The hidden cause is:

 [spotbugs] java.lang.RuntimeException: Bad transfer parameter specification
 [spotbugs] 	at com.h3xstream.findsecbugs.taintanalysis.TaintFrameModelingVisitor.mergeTransferParameters(TaintFrameModelingVisitor.java:850)
 [spotbugs] 	at com.h3xstream.findsecbugs.taintanalysis.TaintFrameModelingVisitor.mergeTaintWithStack(TaintFrameModelingVisitor.java:747)
 [spotbugs] 	at com.h3xstream.findsecbugs.taintanalysis.TaintFrameModelingVisitor.getMethodTaint(TaintFrameModelingVisitor.java:730)
 [spotbugs] 	at com.h3xstream.findsecbugs.taintanalysis.TaintFrameModelingVisitor.visitInvoke(TaintFrameModelingVisitor.java:561)
 [spotbugs] 	at com.h3xstream.findsecbugs.taintanalysis.TaintFrameModelingVisitor.visitINVOKESTATIC(TaintFrameModelingVisitor.java:385)
 [spotbugs] 	at org.apache.bcel.generic.INVOKESTATIC.accept(INVOKESTATIC.java:87)
 [spotbugs] 	at edu.umd.cs.findbugs.ba.AbstractFrameModelingVisitor.analyzeInstruction(AbstractFrameModelingVisitor.java:84)
 [spotbugs] 	at com.h3xstream.findsecbugs.taintanalysis.TaintFrameModelingVisitor.analyzeInstruction(TaintFrameModelingVisitor.java:129)
 [spotbugs] 	at com.h3xstream.findsecbugs.taintanalysis.TaintAnalysis.transferInstruction(TaintAnalysis.java:90)
 [spotbugs] 	at com.h3xstream.findsecbugs.taintanalysis.TaintAnalysis.transferInstruction(TaintAnalysis.java:51)
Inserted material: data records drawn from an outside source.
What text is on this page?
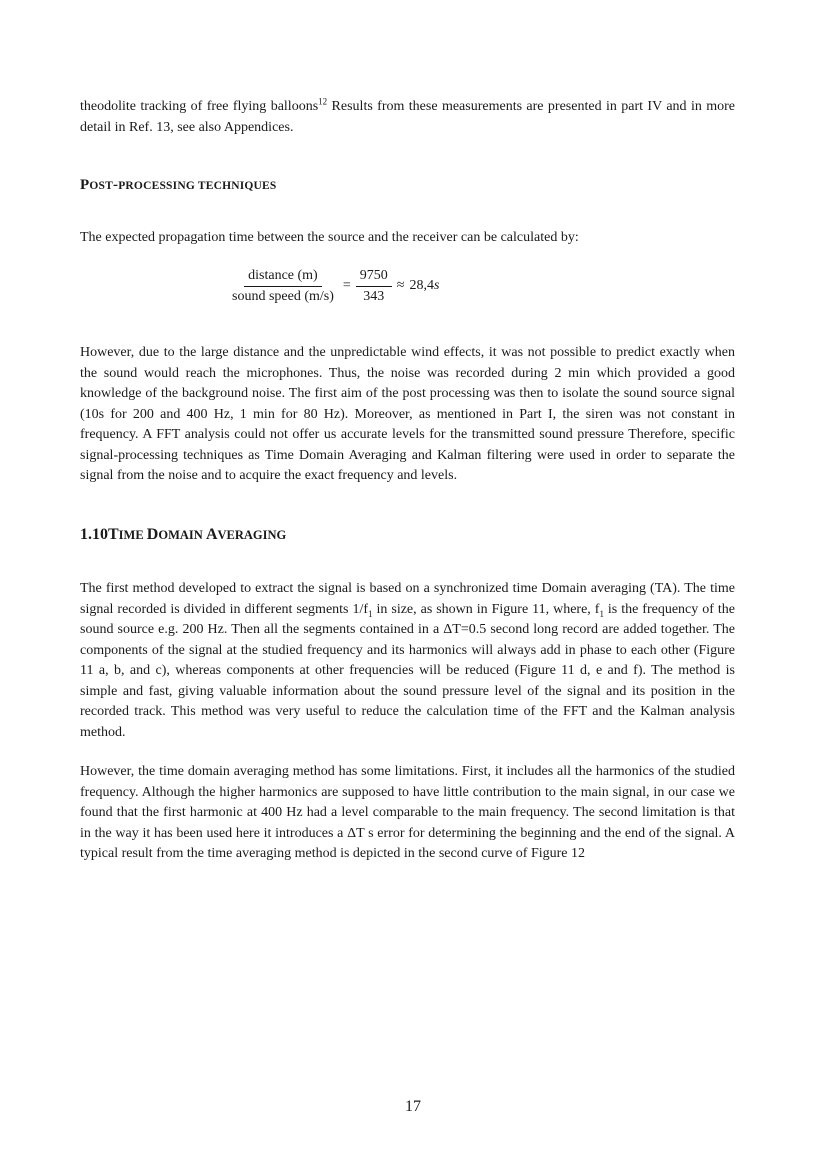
theodolite tracking of free flying balloons$^{12}$ Results from these measurements are presented in part IV and in more detail in Ref. 13, see also Appendices.

POST-PROCESSING TECHNIQUES

The expected propagation time between the source and the receiver can be calculated by:

$\frac{\text{distance (m)}}{\text{sound speed (m/s)}} = \frac{9750}{343} \approx 28,4$ s

However, due to the large distance and the unpredictable wind effects, it was not possible to predict exactly when the sound would reach the microphones. Thus, the noise was recorded during 2 min which provided a good knowledge of the background noise. The first aim of the post processing was then to isolate the sound source signal (10s for 200 and 400 Hz, 1 min for 80 Hz). Moreover, as mentioned in Part I, the siren was not constant in frequency. A FFT analysis could not offer us accurate levels for the transmitted sound pressure Therefore, specific signal-processing techniques as Time Domain Averaging and Kalman filtering were used in order to separate the signal from the noise and to acquire the exact frequency and levels.

1.10TIME DOMAIN AVERAGING

The first method developed to extract the signal is based on a synchronized time Domain averaging (TA). The time signal recorded is divided in different segments $1/f_1$ in size, as shown in Figure 11, where, $f_1$ is the frequency of the sound source e.g. 200 Hz. Then all the segments contained in a ΔT=0.5 second long record are added together. The components of the signal at the studied frequency and its harmonics will always add in phase to each other (Figure 11 a, b, and c), whereas components at other frequencies will be reduced (Figure 11 d, e and f). The method is simple and fast, giving valuable information about the sound pressure level of the signal and its position in the recorded track. This method was very useful to reduce the calculation time of the FFT and the Kalman analysis method.

However, the time domain averaging method has some limitations. First, it includes all the harmonics of the studied frequency. Although the higher harmonics are supposed to have little contribution to the main signal, in our case we found that the first harmonic at 400 Hz had a level comparable to the main frequency. The second limitation is that in the way it has been used here it introduces a ΔT s error for determining the beginning and the end of the signal. A typical result from the time averaging method is depicted in the second curve of Figure 12

17
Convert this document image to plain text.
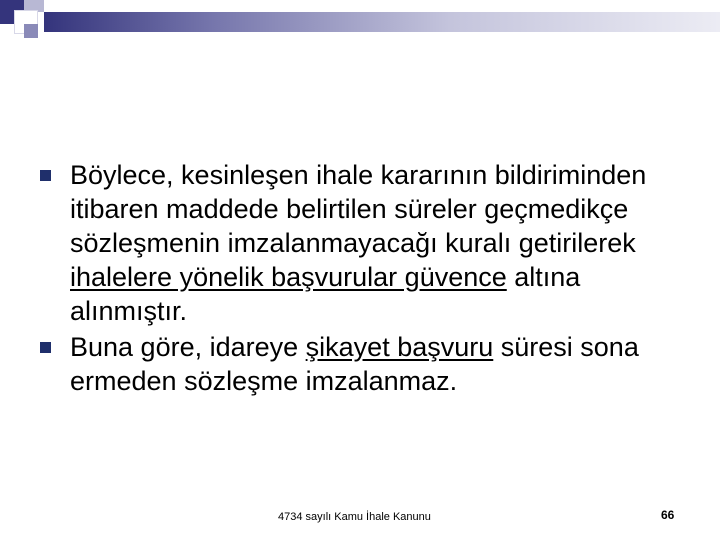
Böylece, kesinleşen ihale kararının bildiriminden itibaren maddede belirtilen süreler geçmedikçe sözleşmenin imzalanmayacağı kuralı getirilerek ihalelere yönelik başvurular güvence altına alınmıştır.
Buna göre, idareye şikayet başvuru süresi sona ermeden sözleşme imzalanmaz.
4734 sayılı Kamu İhale Kanunu	66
 [spotbugs] 	at edu.umd.cs.findbugs.ba.AbstractDataflowAnalysis.transfer(AbstractDataflowAnalysis.java:135)
 [spotbugs] 	at edu.umd.cs.findbugs.ba.Dataflow.execute(Dataflow.java:376)
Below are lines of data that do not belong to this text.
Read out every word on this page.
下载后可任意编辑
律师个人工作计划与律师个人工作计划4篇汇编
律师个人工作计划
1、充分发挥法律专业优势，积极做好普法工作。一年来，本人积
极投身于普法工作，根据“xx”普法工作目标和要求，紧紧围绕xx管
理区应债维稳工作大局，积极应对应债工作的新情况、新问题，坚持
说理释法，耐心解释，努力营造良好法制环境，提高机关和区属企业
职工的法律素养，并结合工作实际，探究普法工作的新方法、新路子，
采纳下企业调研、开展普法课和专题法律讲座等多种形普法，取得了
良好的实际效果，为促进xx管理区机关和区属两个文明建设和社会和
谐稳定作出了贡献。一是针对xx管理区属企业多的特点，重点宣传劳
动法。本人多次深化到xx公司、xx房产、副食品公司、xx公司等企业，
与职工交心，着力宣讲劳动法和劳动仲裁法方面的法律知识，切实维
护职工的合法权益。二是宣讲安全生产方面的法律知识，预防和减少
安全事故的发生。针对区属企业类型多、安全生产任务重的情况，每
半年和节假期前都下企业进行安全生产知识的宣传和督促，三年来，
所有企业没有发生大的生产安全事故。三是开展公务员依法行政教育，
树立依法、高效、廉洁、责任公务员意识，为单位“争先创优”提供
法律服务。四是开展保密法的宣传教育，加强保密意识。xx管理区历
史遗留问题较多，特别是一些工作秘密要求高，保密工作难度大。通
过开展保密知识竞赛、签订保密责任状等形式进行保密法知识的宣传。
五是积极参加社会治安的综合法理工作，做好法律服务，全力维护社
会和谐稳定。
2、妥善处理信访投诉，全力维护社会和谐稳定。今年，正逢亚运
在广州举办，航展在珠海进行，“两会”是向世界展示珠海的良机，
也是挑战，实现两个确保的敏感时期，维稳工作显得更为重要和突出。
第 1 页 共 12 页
 [spotbugs] 	at com.h3xstream.findsecbugs.taintanalysis.TaintDataflowEngine.analyze(TaintDataflowEngine.java:183)
 [spotbugs] 	at com.h3xstream.findsecbugs.taintanalysis.TaintDataflowEngine.analyze(TaintDataflowEngine.java:56)
 [spotbugs] 	at edu.umd.cs.findbugs.classfile.impl.AnalysisCache.analyzeMethod(AnalysisCache.java:369)
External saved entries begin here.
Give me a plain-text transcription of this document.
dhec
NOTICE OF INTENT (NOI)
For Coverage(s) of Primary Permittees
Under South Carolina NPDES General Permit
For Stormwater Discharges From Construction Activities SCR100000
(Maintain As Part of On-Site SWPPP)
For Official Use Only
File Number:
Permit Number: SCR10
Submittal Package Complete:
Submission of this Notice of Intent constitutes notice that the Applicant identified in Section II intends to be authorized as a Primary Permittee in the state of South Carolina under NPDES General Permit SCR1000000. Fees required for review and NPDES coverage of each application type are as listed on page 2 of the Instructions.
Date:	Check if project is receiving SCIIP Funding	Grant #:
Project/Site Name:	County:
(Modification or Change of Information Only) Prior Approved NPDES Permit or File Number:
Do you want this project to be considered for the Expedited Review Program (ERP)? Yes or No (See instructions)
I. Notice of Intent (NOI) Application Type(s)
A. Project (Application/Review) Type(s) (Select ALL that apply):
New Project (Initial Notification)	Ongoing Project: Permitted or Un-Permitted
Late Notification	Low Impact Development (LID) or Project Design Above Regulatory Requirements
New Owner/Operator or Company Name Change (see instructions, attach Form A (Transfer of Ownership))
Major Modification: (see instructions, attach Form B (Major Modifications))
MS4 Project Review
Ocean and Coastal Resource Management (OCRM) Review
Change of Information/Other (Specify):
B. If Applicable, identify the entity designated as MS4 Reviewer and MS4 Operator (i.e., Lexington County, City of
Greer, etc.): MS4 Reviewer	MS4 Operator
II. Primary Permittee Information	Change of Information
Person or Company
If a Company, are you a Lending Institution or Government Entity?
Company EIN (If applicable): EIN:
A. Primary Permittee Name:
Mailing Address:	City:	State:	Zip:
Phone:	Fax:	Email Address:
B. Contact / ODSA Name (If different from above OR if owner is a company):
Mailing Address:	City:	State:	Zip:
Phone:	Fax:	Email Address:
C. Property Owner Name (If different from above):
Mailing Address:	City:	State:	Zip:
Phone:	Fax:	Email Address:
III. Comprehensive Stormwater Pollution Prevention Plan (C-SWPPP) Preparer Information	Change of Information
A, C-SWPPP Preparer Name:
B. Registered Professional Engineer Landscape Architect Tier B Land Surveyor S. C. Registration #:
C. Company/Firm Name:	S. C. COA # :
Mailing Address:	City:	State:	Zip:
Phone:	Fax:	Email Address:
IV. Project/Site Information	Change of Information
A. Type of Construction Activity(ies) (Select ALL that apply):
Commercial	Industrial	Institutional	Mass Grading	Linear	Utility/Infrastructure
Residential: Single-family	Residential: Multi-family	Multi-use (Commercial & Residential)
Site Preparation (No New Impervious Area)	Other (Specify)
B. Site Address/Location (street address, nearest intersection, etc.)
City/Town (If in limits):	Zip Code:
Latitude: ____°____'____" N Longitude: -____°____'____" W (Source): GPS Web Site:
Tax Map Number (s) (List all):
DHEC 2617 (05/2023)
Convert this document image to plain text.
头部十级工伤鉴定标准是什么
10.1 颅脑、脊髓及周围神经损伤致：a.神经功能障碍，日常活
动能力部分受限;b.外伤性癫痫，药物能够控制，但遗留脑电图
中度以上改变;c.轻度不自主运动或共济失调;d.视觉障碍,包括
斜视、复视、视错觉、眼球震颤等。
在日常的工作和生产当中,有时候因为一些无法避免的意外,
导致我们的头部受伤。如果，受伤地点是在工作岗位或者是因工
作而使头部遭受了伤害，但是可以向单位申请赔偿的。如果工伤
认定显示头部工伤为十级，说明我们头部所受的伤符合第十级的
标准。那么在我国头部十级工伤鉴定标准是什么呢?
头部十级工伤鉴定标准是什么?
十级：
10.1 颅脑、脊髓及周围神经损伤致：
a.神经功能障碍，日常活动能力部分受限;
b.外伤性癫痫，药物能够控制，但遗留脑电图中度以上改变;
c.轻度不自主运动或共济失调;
 [spotbugs] 	at edu.umd.cs.findbugs.classfile.impl.AnalysisCache.getMethodAnalysis(AnalysisCache.java:322)
 [spotbugs] 	at com.h3xstream.findsecbugs.injection.AbstractTaintDetector.getTaintDataFlow(AbstractTaintDetector.java:142)
 [spotbugs] 	at com.h3xstream.findsecbugs.injection.AbstractTaintDetector.analyzeMethod(AbstractTaintDetector.java:109)
 [spotbugs] 	at com.h3xstream.findsecbugs.injection.AbstractTaintDetector.visitClassContext(AbstractTaintDetector.java:79)
 [spotbugs] 	at edu.umd.cs.findbugs.DetectorToDetector2Adapter.visitClass(DetectorToDetector2Adapter.java:76)
 [spotbugs] 	at edu.umd.cs.findbugs.FindBugs2.analyzeApplication(FindBugs2.java:1080)
 [spotbugs] 	at edu.umd.cs.findbugs.FindBugs2.execute(FindBugs2.java:281)
 [spotbugs] 	at edu.umd.cs.findbugs.FindBugs.runMain(FindBugs.java:401)
 [spotbugs] 	at edu.umd.cs.findbugs.FindBugs2.main(FindBugs2.java:1185)
 [spotbugs] Caused by: edu.umd.cs.findbugs.ba.DataflowAnalysisException: not enough values on stack: access=0, avail=0
 [spotbugs] 	at edu.umd.cs.findbugs.ba.Frame.getStackValue(Frame.java:247)
 [spotbugs] 	at com.h3xstream.findsecbugs.taintanalysis.TaintFrameModelingVisitor.mergeTransferParameters(TaintFrameModelingVisitor.java:843)
 [spotbugs] 	... 23 more

It looks like we expect a stack value for a static field...

[boris-petrov]

I believe this has been fixed in the new release. Thanks and keep up the great work!